At the same time, renewal is in itself a pleasure. For what troubles the human spirit most are the pains arising from separation. Whereas the light of belief removes those pains through the hope of renewed meeting and the recurrence of similar encounters.
The things among these beings man imagines to be hostile and foreign, and lifeless and lost as though orphans or dead, the light of belief shows to him as friends and brothers, as living, and as glorifying God. That is to say, a person who looks with the eye of heedlessness supposes the beings in the world to be harmful like enemies, and he takes fright; he sees things as foreign. For in the view of misguidance, there are no bonds of brotherhood between the things of the past and those of the future. There is only an insignificant, partial connection between them. As a consequence, the brotherhood of the people of misguidance is only for one minute within thousands of years.

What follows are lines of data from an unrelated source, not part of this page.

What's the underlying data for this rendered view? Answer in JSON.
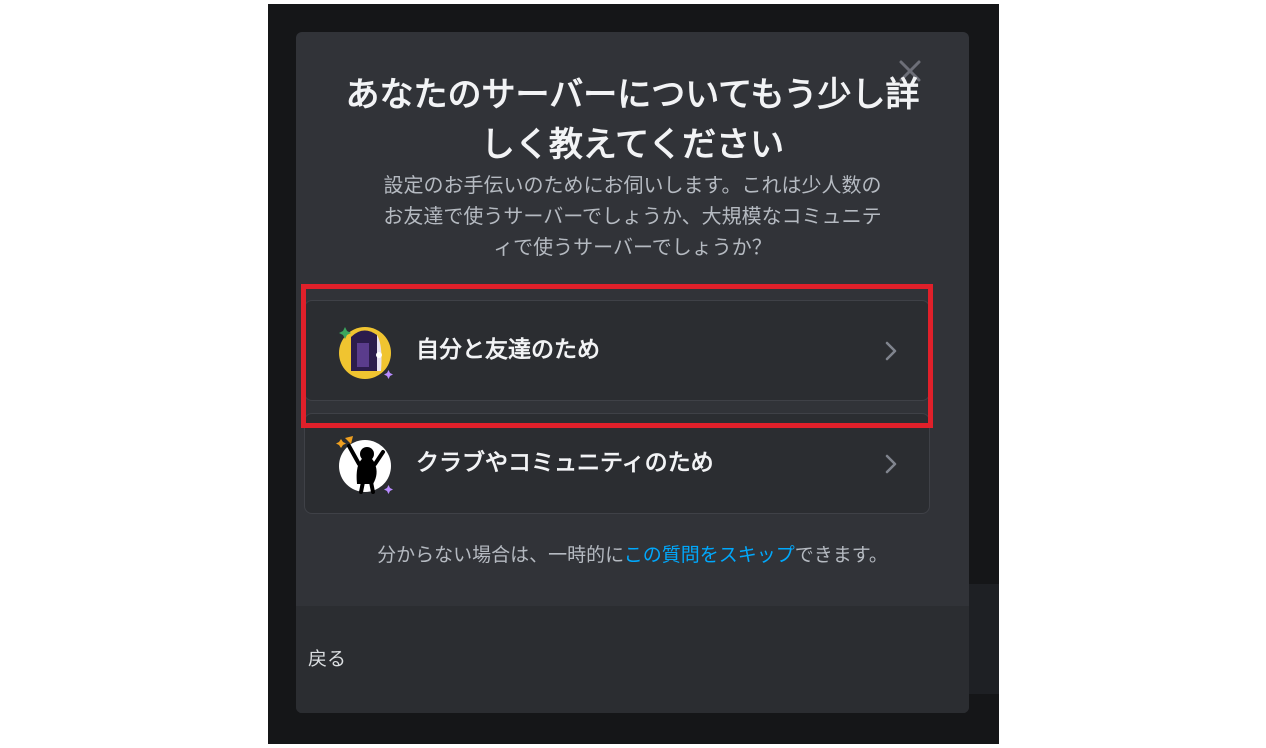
{
  "modal": {
    "title_lines": [
      "あなたのサーバーについてもう少し詳",
      "しく教えてください"
    ],
    "description_lines": [
      "設定のお手伝いのためにお伺いします。これは少人数の",
      "お友達で使うサーバーでしょうか、大規模なコミュニテ",
      "ィで使うサーバーでしょうか？"
    ],
    "options": [
      {
        "label": "自分と友達のため",
        "icon": "door-moon-icon",
        "highlighted": true
      },
      {
        "label": "クラブやコミュニティのため",
        "icon": "cheering-figure-icon",
        "highlighted": false
      }
    ],
    "hint": {
      "before": "分からない場合は、一時的に",
      "link": "この質問をスキップ",
      "after": "できます。"
    },
    "back_label": "戻る"
  },
  "colors": {
    "modal_bg": "#313338",
    "option_bg": "#2b2d31",
    "link": "#00a8fc",
    "highlight": "#e0202a"
  }
}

In the view of belief, all the heavenly bodies appear as living and as familiar with one another. Belief shows each of them to be glorifying its Creator through the tongue of its being. It is in this respect that all the heavenly bodies possess a sort of life and spirit according to each. There is no fear and fright therefore when the heavenly bodies are considered with this view of belief; there is familiarity and love.
The view of unbelief sees human beings, powerless as they are to secure their desires, as ownerless and without protector; it imagines them to be grieving and sorrowful like weeping orphans on account of their impotence. The view of belief on the other hand, sees them as living creatures; not as orphans but officials charged with duties; as servants glorifying and extolling God.